Following the Illinois Supreme Court's ruling, Pritzker announced he was going to lift the statewide school mask mandate, despite the legal questions over whether those rules even continued to actually exist.

In the Cook County case, the student was represented by attorney Lucas Fuksa, of the firm of Fuksa Khorshid, of Chicago.

Fuksa said the case was ultimately settled. He declined to discuss the terms of the settlement, but said "it did not benefit the CCDPH."
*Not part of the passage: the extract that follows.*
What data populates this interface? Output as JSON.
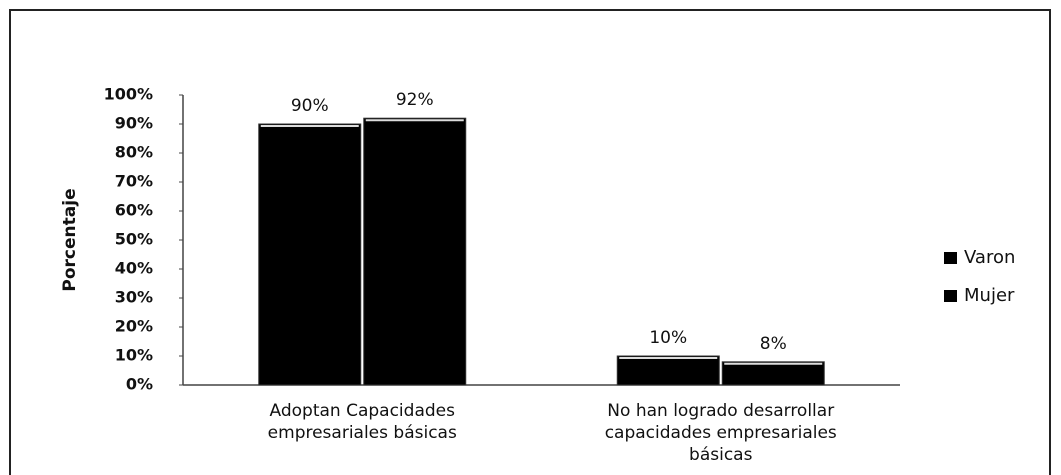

In response to the ruling, Fuksa applauded both the decision and the decision by the school district and the CCDPH to comply with the law, and seek a court order.

"More importantly the case signifies something extremely important: That a district actually complied with the law as it relates to quarantining individuals," Fuksa said, in an emailed statement to the Cook County Record.

"Remember, people such as myself opposed to what has happened in the past two years do not dispute a school district’s ability to subject certain students to quarantine, but rather, that they do so according to the law. 

"This is the first case I know of in Cook County where the school district 1) obtained an order of quarantine from the CCDPH and 2) filed a petition within 48 hours to authorize such a quarantine. They complied with the law in doing so and I congratulate them for that. Unfortunately for them, they did not meet the burden to authorize the quarantine, but at least they followed the law, as opposed to mandating a quarantine without due process. This is huge."

Fuksa said he "cannot imagine" the school district at the center of this case "will go back to mandating quarantines," and he said he believed the decision would be "similarly applied to other districts."